Financial highlights

  • Q4 2024 revenue was $80 million and adjusted EBITDA $22.6 million, down from $87 million and $32 million in Q4 2023.

  • Full year 2024 revenue was $299.9 million, adjusted EBITDA $90.0 million, and net income $14.3 million, compared to $256.1 million, $51.9 million, and $127 million in 2023.

  • 2023 net income included a $122.9 million gain from deconsolidation of Emerald and Sapphire.

  • Basic EPS for Q4 2024 was $(0.05); full year 2024 was $0.02, compared to $0.70 in 2023.

  • Full year capital expenditures were $162.3 million, including $35.2 million for equity method investments.

Outlook and guidance

  • 2025 adjusted EBITDA expected between $90 million and $110 million, based on RNG production guidance of 5.0–5.4 million MMBtus (up 30–40% year-over-year), assuming $2.60 per D3 RIN.
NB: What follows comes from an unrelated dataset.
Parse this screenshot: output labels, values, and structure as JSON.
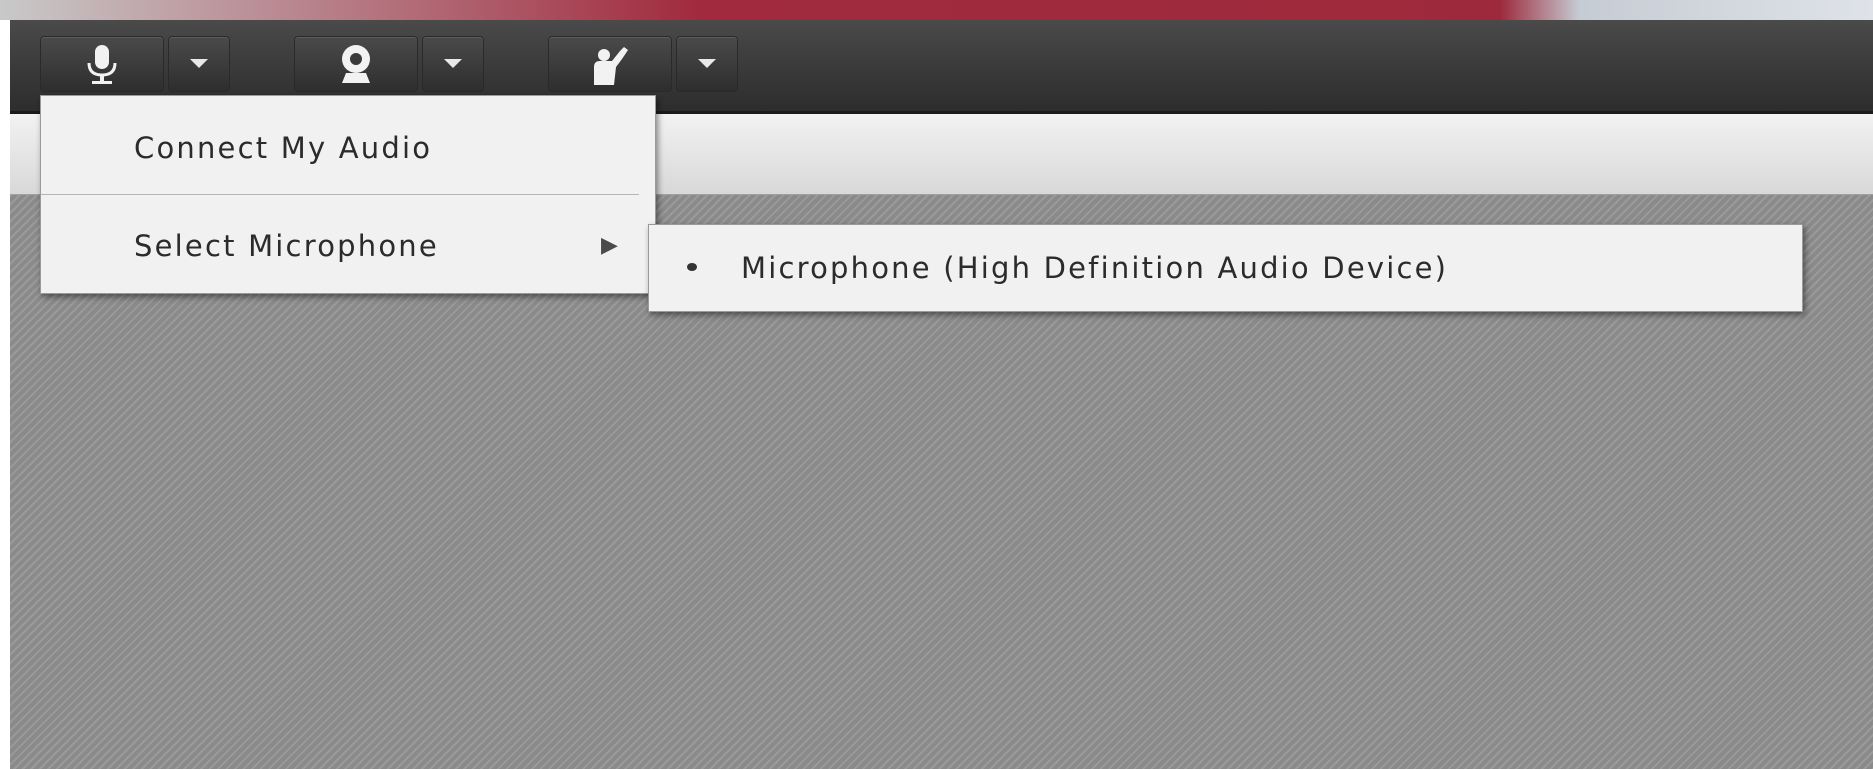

  • Fuel station services segment EBITDA expected to grow 30–50% in 2025.

  • Guidance excludes ~$50 million of expected ITC sales in 2025 (vs. $9 million in 2024), which will boost operating cash flow and EPS.

  • Plan to put ~2.0 million annual MMBtu of RNG design capacity into construction in 2025.

  • Renewable power adjusted EBITDA to decline by ~$10 million in 2025 due to loss of European certification for U.S. biogas.